Posté par francesca7 le 29 octobre 2013

La carrière d’Aubigny, dans l’Yonne, en Bourgogne, constitue un univers très original dans la mesure où il s’agit là d’une des rares carrières aménagées en site touristique ouvert au public. Certains sites franciliens pourraient largement s’en inspirer. Les jeux de lumière mettent en valeur les contours étonnants de cette carrière dont l’exploitation commença il y a deux mille ans, selon les exploitants du site. Les pierres extraites d’Aubigny et des nombreuses carrières alentours ont notamment servi à la construction de l’Opéra ou de l’Hôtel de Ville de Paris.

voir le site officiel : http://www.carriereaubigny.org 

Seize carrières souterraines ont été ouvertes au cours des siècles.
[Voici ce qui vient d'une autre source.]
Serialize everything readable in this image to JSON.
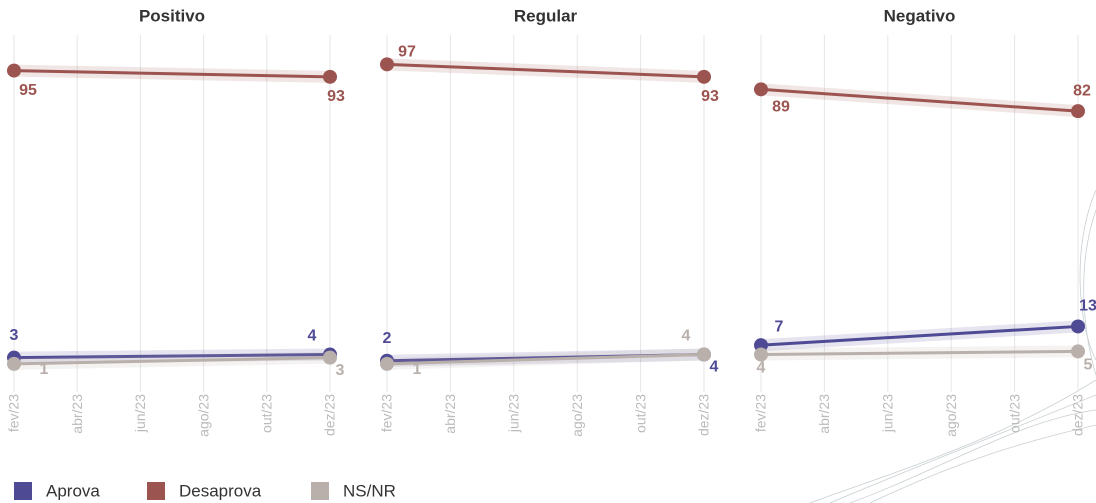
{
  "chart_data": [
    {
      "type": "line",
      "title": "Positivo",
      "xticks": [
        "fev/23",
        "abr/23",
        "jun/23",
        "ago/23",
        "out/23",
        "dez/23"
      ],
      "x": [
        "fev/23",
        "dez/23"
      ],
      "ylim": [
        0,
        100
      ],
      "grid": true,
      "series": [
        {
          "name": "Aprova",
          "color": "#4f4a94",
          "values": [
            3,
            4
          ]
        },
        {
          "name": "Desaprova",
          "color": "#9c5450",
          "values": [
            95,
            93
          ]
        },
        {
          "name": "NS/NR",
          "color": "#b9b0ab",
          "values": [
            1,
            3
          ]
        }
      ]
    },
    {
      "type": "line",
      "title": "Regular",
      "xticks": [
        "fev/23",
        "abr/23",
        "jun/23",
        "ago/23",
        "out/23",
        "dez/23"
      ],
      "x": [
        "fev/23",
        "dez/23"
      ],
      "ylim": [
        0,
        100
      ],
      "grid": true,
      "series": [
        {
          "name": "Aprova",
          "color": "#4f4a94",
          "values": [
            2,
            4
          ]
        },
        {
          "name": "Desaprova",
          "color": "#9c5450",
          "values": [
            97,
            93
          ]
        },
        {
          "name": "NS/NR",
          "color": "#b9b0ab",
          "values": [
            1,
            4
          ]
        }
      ]
    },
    {
      "type": "line",
      "title": "Negativo",
      "xticks": [
        "fev/23",
        "abr/23",
        "jun/23",
        "ago/23",
        "out/23",
        "dez/23"
      ],
      "x": [
        "fev/23",
        "dez/23"
      ],
      "ylim": [
        0,
        100
      ],
      "grid": true,
      "series": [
        {
          "name": "Aprova",
          "color": "#4f4a94",
          "values": [
            7,
            13
          ]
        },
        {
          "name": "Desaprova",
          "color": "#9c5450",
          "values": [
            89,
            82
          ]
        },
        {
          "name": "NS/NR",
          "color": "#b9b0ab",
          "values": [
            4,
            5
          ]
        }
      ]
    }
  ]
}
Le début exact de leur exploitation reste inconnu. Des fouilles dans La Carrière d’Aubigny et dans le village mérovingien de Jeuilly, tout proche, ont permis de découvrir des pièces de monnaie romaine, en particulier une à l’effigie de Domitien II, Empereur en 81. La Carrière était exploitée donc déjà exploitée à l’époque gallo-romaine. Au début, la pierre était utilisée à des fins religieuses : sculptures et sarcophages de pierre. Deux cercueils sont visibles dans une salle de La Carrière. L’extraction s’est poursuivie au Moyen-Age et à l’époque Renaissance. Et c’est au 18e et surtout 19e siècle que La Carrière a été le lieu d’une exploitation intense.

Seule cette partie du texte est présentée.